Reputation: 151
Due to me receiving a very bad datafile, I have to come up with code to read from a non delimited textfile from a specific starting position and a specific length to buildup a workable dataset. The textfile is not delimited in any way, but I do have the starting and ending position of each string that I need to read. I've come up with this code, but I'm getting an error and can't figure out why, because if I replace the 395 with a 0 it works..

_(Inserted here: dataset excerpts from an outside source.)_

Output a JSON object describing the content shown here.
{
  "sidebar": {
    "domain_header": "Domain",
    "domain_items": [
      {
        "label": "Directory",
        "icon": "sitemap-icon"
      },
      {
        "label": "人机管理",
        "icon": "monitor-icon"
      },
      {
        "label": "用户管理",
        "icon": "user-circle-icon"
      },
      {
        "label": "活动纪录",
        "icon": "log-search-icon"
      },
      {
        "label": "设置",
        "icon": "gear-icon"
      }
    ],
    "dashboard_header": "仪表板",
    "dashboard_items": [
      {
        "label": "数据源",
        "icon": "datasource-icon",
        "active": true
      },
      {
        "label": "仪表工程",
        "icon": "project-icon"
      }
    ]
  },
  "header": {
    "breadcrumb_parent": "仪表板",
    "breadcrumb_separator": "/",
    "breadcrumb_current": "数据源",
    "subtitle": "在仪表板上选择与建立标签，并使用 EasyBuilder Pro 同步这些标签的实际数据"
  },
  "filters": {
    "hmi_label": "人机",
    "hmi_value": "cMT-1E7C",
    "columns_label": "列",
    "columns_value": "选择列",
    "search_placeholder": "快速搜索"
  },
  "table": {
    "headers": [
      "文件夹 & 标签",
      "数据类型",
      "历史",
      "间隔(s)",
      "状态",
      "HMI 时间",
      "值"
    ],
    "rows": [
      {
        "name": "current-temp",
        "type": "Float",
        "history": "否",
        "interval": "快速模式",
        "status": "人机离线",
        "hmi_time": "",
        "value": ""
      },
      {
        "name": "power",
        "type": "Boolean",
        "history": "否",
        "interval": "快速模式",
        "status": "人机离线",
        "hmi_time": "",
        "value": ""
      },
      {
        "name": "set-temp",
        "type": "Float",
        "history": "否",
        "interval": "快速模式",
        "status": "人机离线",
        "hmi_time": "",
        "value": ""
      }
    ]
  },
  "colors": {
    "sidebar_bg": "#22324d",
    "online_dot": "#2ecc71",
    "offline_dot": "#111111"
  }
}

e.g. Invoice number starting position = 395, ending position = 414, length = 20
using (StreamReader sr = new StreamReader(@"\\t.txt"))
{
char[] c = null;
while (sr.Peek() >= 0)
{
c = new char[20];//Invoice number string
sr.Read(c, 395, c.Length); //THIS IS GIVING ME AN ERROR
Debug.WriteLine(""+c[0] + c[1] + c[2] + c[3] + c[4]..c[20]);
}
}
Here is the error that I get:
System.ArgumentException: Offset and length were out of bounds for the array
or count is greater than the number of elements from
index to the end of the source collection. at
System.IO.StreamReader.Read(Char[] b
Upvotes: 2
Views: 19621
Reputation: 3408
395 is the index in c array at which you start writing. There's no 395 index there, max is 19. I would suggest something like this.
StreamReader r;
...
string allFile = r.ReadToEnd();
int offset = 395;
int length = 20;
And then use
allFile.Substring(offset, length)
Upvotes: -2
Reputation: 151
Solved this ages ago, just wanted to post the solution that was suggested
using (StreamReader sr = new StreamReader(path2))
{
string line;
while ((line = sr.ReadLine()) != null)
{
dsnonhb.Tables[0].Columns.Add("InvoiceNum" );
dsnonhb.Tables[0].Columns.Add("Odo" );
dsnonhb.Tables[0].Columns.Add("PumpVal" );
dsnonhb.Tables[0].Columns.Add("Quantity" );
DataRow myrow;
myrow = dsnonhb.Tables[0].NewRow();
myrow["No"] = rowcounter.ToString();
myrow["InvoiceNum"] = line.Substring(741, 6);
myrow["Odo"] = line.Substring(499, 6);
myrow["PumpVal"] = line.Substring(609, 7);
myrow["Quantity"] = line.Substring(660, 6);
Upvotes: 0
Reputation: 3255
Seek()
is too low level for what the OP wants. See this answer instead for line-by-line parsing.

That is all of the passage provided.